François Hollande est également passé par la case « enfarinage ». Alors candidat socialiste à l’élection présidentielle de 2012, il a reçu un sac de farine le 1er février alors qu’il était en train de signer la charte de la Fondation Abbé-Pierre, porte de Versailles à Paris.
Après la farine, les œufs. Ici, ce n’est pas pour une recette mais pour viser le président du parti d’extrême droite « Reconquête ». Le 4 mai 2024, Éric Zemmour en visite au marché local d’Ajaccio, en Corse, dans le cadre d’un meeting électoral pour les prochaines élections européennes est visé par des jets d’œufs après avoir été traité de « facho ».
En 2021, plus exactement le 27 septembre, le président de la République lui-même, a été visé par un jet d’œuf. Emmanuel Macron était en visite dans un salon professionnel dédié à la restauration à Lyon lorsqu’il a reçu l’œuf qui ne s’est pas cassé.
Pas d’œuf ou de farine pour Marion Maréchal mais de la bière… Le 29 février 2024, celle qui était à l’époque vice-présidente du parti Reconquête, a été aspergée de bière lors de sa visite au 60e salon international de l’Agriculture au Parc des Expositions de la porte de Versailles à Paris.
L’image avait fait le tour des médias. En visite à Tain-l’Hermitage, dans le Drôme, le 8 juin 2021, Emmanuel Macron, reçoit, non pas un œuf ou de la bière mais une gifle alors qu’il s’approchait des barrières pour saluer le public. Damien T., l’auteur de la gifle, qui dit n’avoir « aucun regret », a depuis été condamné à dix-huit mois de prison dont quatre fermes.

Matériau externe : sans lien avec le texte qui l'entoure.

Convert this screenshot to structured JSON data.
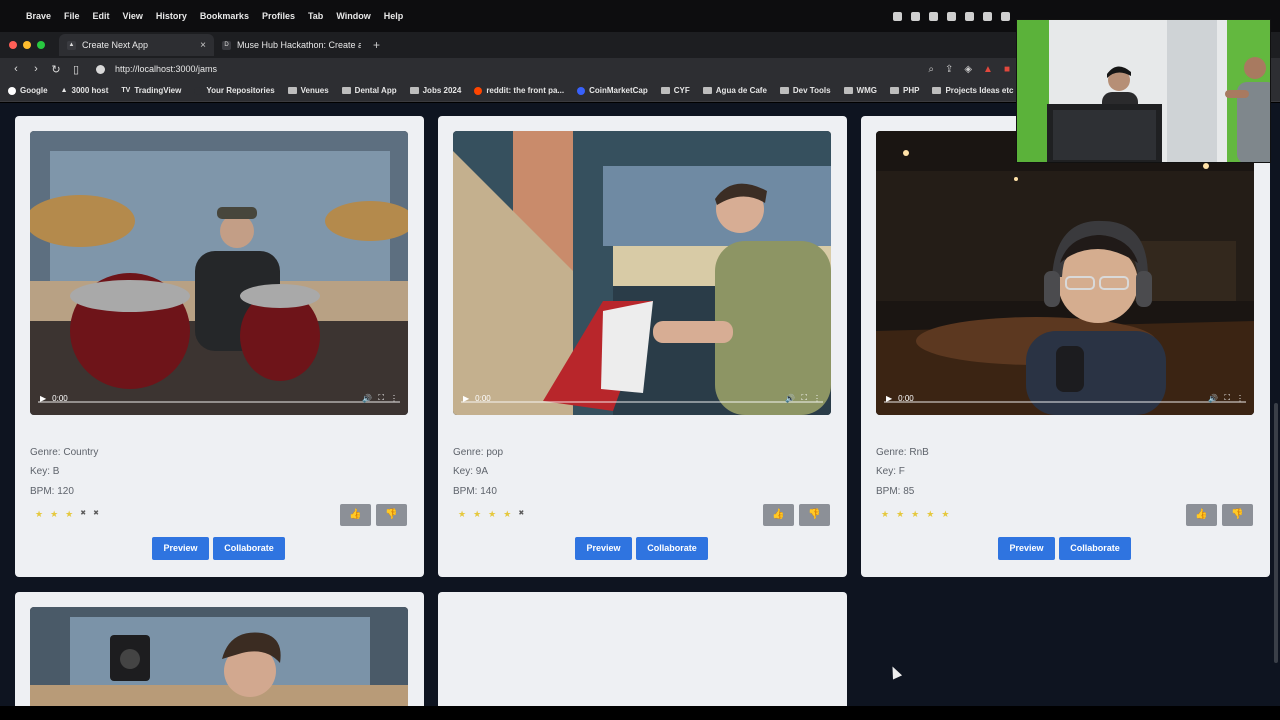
{
  "menubar": {
    "app": "Brave",
    "items": [
      "File",
      "Edit",
      "View",
      "History",
      "Bookmarks",
      "Profiles",
      "Tab",
      "Window",
      "Help"
    ]
  },
  "tabs": [
    {
      "title": "Create Next App",
      "favicon": "triangle-icon",
      "active": true
    },
    {
      "title": "Muse Hub Hackathon: Create an",
      "favicon": "D",
      "active": false
    }
  ],
  "url": "http://localhost:3000/jams",
  "bookmarks": [
    {
      "label": "Google",
      "icon": "google-icon"
    },
    {
      "label": "3000 host",
      "icon": "triangle-icon"
    },
    {
      "label": "TradingView",
      "icon": "tv-icon"
    },
    {
      "label": "Your Repositories",
      "icon": "github-icon"
    },
    {
      "label": "Venues",
      "icon": "folder-icon"
    },
    {
      "label": "Dental App",
      "icon": "folder-icon"
    },
    {
      "label": "Jobs 2024",
      "icon": "folder-icon"
    },
    {
      "label": "reddit: the front pa...",
      "icon": "reddit-icon"
    },
    {
      "label": "CoinMarketCap",
      "icon": "coin-icon"
    },
    {
      "label": "CYF",
      "icon": "folder-icon"
    },
    {
      "label": "Agua de Cafe",
      "icon": "folder-icon"
    },
    {
      "label": "Dev Tools",
      "icon": "folder-icon"
    },
    {
      "label": "WMG",
      "icon": "folder-icon"
    },
    {
      "label": "PHP",
      "icon": "folder-icon"
    },
    {
      "label": "Projects Ideas etc",
      "icon": "folder-icon"
    }
  ],
  "cards": [
    {
      "genre": "Genre: Country",
      "key": "Key: B",
      "bpm": "BPM: 120",
      "rating": 3,
      "time": "0:00",
      "scene": "drums"
    },
    {
      "genre": "Genre: pop",
      "key": "Key: 9A",
      "bpm": "BPM: 140",
      "rating": 4,
      "time": "0:00",
      "scene": "keys"
    },
    {
      "genre": "Genre: RnB",
      "key": "Key: F",
      "bpm": "BPM: 85",
      "rating": 5,
      "time": "0:00",
      "scene": "vocal"
    }
  ],
  "buttons": {
    "preview": "Preview",
    "collaborate": "Collaborate",
    "upvote": "👍",
    "downvote": "👎"
  },
  "colors": {
    "accent": "#2f74e0",
    "page_bg": "#0e1420",
    "card_bg": "#eef0f3",
    "star": "#e5c83d"
  }
}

Manuel Valls, ancien Premier ministre, a, lui aussi, reçu une gifle le 17 janvier 2017 durant la campagne présidentielle. En visite à Lamballe dans les Côtes-d’Armor, il reçoit une gifle d’un adolescent immédiatement maîtrisé par les gardes du corps et arrêté. Après coup, Manuel Valls déclare « ça va » avant de poursuivre sa visite.
S’il n’a pas reçu de gifle, Nicolas Sarkozy a également été agressé physiquement. Le 30 juin 2011, en visite à Brax en Haute-Garonne, le président de la République se fait saisir la veste et tirer par un homme lors d’un rassemblement. Il a ensuite poursuivi son chemin tandis que l’homme a été maîtrisé.
Le phénomène des politiques qui en prennent « plein la figure » n’est pas pour autant récent. Le 19 mars 2003, le président de l’époque de l’UMP (devenue Les Républicains), Alain Juppé s’est fait « entarter » en quittant l’institut d’études politiques d’Aix-en-Provence où il animait un débat avec les étudiants. Une organisation baptisée « AARRG » avait revendiqué cette action dans un communiqué.
En 1997 Jacques Delors qui avait reçu une tarte à la crème le 30 avril lors d’une conférence à l’IEP de Grenoble.